In quest’area i fondali sono già sottoposti ad una forte pressione della pesca a strascico mentre l’economia principale è basata su un’intensa pesca dei gamberi. Inoltre, il fiume stesso sversa enormi quantità di nutrienti che provocano una mancanza di ossigeno nei fondali del Golfo creando delle vere e proprie "Dead zones": qui le conseguenze sono mortalità e stress delle popolazioni cosiddette “bentoniche e bentonectoniche”, vale a dire specie che vivono a contatto col fondo (pesci, molluschi e crostacei).
Questa immensa marea nera che si sta propagando in velocità può dunque rappresentare il “colpo di grazia” per la biodiversità e il sistema riproduttivo che sono alla base dell’economia della pesca.
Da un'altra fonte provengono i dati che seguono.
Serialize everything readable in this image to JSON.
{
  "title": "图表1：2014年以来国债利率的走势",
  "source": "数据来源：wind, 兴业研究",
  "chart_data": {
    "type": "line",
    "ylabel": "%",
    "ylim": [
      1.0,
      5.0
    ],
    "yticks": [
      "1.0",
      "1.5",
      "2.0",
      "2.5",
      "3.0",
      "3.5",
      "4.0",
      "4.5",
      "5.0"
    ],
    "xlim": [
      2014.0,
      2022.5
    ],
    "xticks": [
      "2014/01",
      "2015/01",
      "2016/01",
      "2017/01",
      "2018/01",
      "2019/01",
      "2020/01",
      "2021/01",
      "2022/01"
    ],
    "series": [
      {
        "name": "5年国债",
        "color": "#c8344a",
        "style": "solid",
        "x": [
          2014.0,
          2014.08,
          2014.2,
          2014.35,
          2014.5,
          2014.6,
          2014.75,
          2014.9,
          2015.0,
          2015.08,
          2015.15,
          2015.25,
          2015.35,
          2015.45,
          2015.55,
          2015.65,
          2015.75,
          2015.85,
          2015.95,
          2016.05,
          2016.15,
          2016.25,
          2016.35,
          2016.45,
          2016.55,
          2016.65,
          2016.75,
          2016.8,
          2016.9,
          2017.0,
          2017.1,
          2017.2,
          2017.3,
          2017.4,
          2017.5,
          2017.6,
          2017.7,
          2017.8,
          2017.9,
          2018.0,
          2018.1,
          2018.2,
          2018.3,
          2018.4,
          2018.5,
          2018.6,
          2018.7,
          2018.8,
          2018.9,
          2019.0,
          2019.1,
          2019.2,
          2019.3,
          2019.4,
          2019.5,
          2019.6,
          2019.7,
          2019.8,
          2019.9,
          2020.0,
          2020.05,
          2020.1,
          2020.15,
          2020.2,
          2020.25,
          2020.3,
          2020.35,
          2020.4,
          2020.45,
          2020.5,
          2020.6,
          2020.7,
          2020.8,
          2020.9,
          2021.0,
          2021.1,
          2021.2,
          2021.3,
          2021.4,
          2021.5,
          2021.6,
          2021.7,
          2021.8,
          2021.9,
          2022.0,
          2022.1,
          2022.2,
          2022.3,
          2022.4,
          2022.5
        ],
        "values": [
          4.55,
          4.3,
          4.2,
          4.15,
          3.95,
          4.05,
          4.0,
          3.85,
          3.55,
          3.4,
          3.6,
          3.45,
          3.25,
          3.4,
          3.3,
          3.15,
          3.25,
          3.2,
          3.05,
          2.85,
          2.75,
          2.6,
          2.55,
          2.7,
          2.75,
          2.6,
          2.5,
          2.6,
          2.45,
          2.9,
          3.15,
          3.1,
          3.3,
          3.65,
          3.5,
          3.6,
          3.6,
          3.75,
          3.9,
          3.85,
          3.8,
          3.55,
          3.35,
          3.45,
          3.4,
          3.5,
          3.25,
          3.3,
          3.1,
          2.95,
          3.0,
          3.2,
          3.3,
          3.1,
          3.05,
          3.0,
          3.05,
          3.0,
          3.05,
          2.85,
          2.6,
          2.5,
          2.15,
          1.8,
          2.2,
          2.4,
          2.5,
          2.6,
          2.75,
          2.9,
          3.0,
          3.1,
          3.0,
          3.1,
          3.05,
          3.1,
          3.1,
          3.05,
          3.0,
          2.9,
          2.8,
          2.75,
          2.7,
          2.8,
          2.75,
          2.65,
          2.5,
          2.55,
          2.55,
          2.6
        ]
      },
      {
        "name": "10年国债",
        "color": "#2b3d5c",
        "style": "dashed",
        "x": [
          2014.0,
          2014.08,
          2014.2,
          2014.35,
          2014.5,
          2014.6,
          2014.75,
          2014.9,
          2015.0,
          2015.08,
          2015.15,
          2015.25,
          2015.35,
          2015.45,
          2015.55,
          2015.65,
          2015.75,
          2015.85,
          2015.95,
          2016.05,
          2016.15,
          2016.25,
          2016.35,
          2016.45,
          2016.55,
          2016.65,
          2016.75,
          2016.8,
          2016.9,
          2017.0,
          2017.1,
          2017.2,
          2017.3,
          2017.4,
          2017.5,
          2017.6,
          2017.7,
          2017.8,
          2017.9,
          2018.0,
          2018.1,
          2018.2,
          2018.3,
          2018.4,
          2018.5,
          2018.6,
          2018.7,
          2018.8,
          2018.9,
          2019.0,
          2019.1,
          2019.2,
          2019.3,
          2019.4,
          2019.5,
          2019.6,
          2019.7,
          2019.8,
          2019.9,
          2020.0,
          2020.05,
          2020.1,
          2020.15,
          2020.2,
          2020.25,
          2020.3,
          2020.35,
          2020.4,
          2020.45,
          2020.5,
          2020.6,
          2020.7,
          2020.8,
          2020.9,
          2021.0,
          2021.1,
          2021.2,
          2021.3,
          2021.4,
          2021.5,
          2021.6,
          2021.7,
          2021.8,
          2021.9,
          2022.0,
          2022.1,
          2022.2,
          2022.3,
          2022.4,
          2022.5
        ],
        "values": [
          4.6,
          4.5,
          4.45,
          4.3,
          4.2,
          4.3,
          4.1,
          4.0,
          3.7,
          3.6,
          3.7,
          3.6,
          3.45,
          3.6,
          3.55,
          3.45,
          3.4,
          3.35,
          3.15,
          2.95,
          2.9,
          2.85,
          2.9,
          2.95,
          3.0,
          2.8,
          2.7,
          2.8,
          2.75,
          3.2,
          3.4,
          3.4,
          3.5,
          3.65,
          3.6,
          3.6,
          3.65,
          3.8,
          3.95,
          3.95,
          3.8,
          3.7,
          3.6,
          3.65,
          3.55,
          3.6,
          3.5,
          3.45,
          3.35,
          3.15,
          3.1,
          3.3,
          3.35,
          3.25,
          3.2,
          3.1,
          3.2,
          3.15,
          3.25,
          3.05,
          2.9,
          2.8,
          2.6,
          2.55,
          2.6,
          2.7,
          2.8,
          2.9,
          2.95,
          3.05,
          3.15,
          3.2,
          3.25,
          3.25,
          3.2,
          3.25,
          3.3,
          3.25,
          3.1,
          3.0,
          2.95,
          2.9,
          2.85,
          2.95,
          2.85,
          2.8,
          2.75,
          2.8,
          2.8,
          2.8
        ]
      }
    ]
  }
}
“Al di là dell’adozione di severe norme e regole per evitare simili tragedie, è del tutto evidente che il mondo deve prepararsi a liberarsi dalla dipendenza da combustibili fossili e iniziare una nuova era. Le trivellazioni e lo sfruttamento dei giacimenti petroliferi sono e saranno sempre più complessi, richiedono e richiederanno grossi sforzi, comportano e comporteranno sempre nuovi pericoli anche ambientali. Invece di prepararsi a raschiare il fondo del barile, occorre creare le condizioni per farne a meno, sfruttando le tecnologie alternative, pulite e rinnovabili, già oggi disponibili sia in campo energetico che per i trasporti” ha aggiunto Mariagrazia Midulla, responsabile Programma Clima.